DeFi Identity Should Be Focus of U.S. Policymakers, CFTC Says

  • The CFTC wants policymakers to look at ways of identifying the individuals involved in decentralized finance.
  • Some regulators are concerned that the inherent anonymity of the ecosystem opens the door to money laundering, terrorism financing and fraud.

The Commodity Futures Trading Commission (CFTC), the U.S. agency that regulates futures, swaps and options, wants policymakers to look at ways of identifying the individuals involved in decentralized finance (DeFi), a report published Monday said.

Policymakers need to identify and prioritize projects of greatest concern and focus on digital identity, know your customer (KYC) and anti-money laundering (AML) regimes as well as calibration of privacy in DeFi, according to the report.

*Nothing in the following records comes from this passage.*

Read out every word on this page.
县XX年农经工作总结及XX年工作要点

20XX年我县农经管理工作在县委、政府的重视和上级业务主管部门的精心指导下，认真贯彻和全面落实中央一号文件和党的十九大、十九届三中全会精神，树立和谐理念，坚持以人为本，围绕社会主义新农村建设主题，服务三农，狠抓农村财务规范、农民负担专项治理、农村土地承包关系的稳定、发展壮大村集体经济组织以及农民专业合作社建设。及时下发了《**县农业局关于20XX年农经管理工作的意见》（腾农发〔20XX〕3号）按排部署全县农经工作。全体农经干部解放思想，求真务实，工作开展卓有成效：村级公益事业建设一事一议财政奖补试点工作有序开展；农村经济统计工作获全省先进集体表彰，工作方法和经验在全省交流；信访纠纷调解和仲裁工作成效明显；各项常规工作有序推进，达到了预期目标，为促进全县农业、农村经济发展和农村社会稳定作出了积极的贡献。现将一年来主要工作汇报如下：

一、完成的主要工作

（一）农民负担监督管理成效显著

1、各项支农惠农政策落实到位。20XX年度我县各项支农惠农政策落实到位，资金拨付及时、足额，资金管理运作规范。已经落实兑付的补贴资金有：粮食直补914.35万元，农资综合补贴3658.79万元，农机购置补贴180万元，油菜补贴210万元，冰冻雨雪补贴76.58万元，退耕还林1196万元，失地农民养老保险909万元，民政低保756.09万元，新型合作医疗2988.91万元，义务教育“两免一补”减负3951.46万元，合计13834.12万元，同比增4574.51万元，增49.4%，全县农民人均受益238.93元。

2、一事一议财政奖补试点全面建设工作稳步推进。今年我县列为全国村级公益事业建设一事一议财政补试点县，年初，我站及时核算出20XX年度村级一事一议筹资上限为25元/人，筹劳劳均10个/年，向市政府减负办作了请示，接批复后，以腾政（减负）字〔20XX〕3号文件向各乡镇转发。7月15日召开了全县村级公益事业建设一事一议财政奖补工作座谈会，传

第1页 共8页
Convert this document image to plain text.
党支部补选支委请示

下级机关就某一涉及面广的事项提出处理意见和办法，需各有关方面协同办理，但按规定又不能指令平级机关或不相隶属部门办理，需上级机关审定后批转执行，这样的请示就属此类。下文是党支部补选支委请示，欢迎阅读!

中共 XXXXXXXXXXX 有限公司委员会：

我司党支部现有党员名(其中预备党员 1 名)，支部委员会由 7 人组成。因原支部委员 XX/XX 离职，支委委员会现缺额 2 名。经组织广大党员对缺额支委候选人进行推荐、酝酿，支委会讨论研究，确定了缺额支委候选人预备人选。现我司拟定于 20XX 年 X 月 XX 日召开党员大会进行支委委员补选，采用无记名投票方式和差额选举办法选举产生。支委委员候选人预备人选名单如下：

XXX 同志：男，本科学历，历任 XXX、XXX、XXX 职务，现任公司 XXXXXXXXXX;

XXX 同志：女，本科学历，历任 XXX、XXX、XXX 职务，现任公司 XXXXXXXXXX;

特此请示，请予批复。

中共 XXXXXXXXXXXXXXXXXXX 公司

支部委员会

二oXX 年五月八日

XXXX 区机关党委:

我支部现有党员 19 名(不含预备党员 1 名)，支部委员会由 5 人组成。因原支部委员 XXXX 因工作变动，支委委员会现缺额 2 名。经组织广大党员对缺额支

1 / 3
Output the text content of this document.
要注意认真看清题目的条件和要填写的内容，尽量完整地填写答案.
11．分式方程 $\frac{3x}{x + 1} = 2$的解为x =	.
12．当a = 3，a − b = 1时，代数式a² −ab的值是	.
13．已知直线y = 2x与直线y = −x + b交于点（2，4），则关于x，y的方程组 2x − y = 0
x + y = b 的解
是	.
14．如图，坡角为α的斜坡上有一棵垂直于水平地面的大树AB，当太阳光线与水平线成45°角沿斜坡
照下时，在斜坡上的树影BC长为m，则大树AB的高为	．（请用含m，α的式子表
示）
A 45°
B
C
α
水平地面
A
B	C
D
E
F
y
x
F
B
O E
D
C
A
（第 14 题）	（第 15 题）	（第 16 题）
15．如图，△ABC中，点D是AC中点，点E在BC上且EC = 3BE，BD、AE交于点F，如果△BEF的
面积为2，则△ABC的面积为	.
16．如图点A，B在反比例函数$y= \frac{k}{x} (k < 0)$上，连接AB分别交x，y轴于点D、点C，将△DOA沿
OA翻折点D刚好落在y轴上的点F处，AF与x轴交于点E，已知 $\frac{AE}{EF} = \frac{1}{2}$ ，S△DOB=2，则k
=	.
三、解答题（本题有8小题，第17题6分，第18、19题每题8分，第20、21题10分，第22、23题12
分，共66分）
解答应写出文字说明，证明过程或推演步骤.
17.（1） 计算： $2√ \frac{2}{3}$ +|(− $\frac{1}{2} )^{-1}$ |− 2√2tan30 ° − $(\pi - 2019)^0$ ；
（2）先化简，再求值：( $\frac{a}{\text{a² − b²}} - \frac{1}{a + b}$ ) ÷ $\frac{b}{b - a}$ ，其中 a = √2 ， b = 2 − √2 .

Regulators are scrabbling to tackle participants' perception that DeFi is immune to regulatory scrutiny, particularly because of the widespread use of pseudonyms to hide users' identity and the decentralized nature of the industry that makes it hard to assign responsibility to anyone in particular.

"The pseudonymity and disintermediation provided in most DeFi systems presents serious concerns for policymakers focused on ensuring AML and countering financing of terrorism (AML/CFT) regimes are effective and provide appropriate protections and victim recourse for consumers," the report said.

Last June, the CFTC, which is vying with the Securities and Exchange Commission to be the main regulator of the crypto industry, won a lawsuit alleging that decentralized autonomous organization (DAO) Ooki DAO offered unregistered commodities. By September, the CFTC had sued three companies building some of the most respectable DeFi protocols for offering illegal derivatives trading. The companies settled the charges.

"A central concern related to DeFi systems is the lack of, and some industry designs to avoid, clear lines of responsibility and accountability," Christy Goldsmith Romero, one of the five CFTC Commissioners, said in a statement accompanying the report. Goldsmith Romero is the sponsor of the CFTC's Technology Advisory Committee, whose subcommittee produced the report.

DeFi has "no clear route to ensuring victim recourse, defense against illicit exploitation, or the ability to insert necessary changes and controls during periods of crisis and network stress," she said.

The Financial Crimes Enforcement Network (FinCEN) is also looking at ways of identifying individuals active in decentralized finance, and last week introduced a beneficial ownership reporting system that requires many companies operating in the U.S. to say who directly or indirectly owns or controls them.

“In just one week, we’ve received over 100,000 filings,” Yellen said at a separate event on Monday.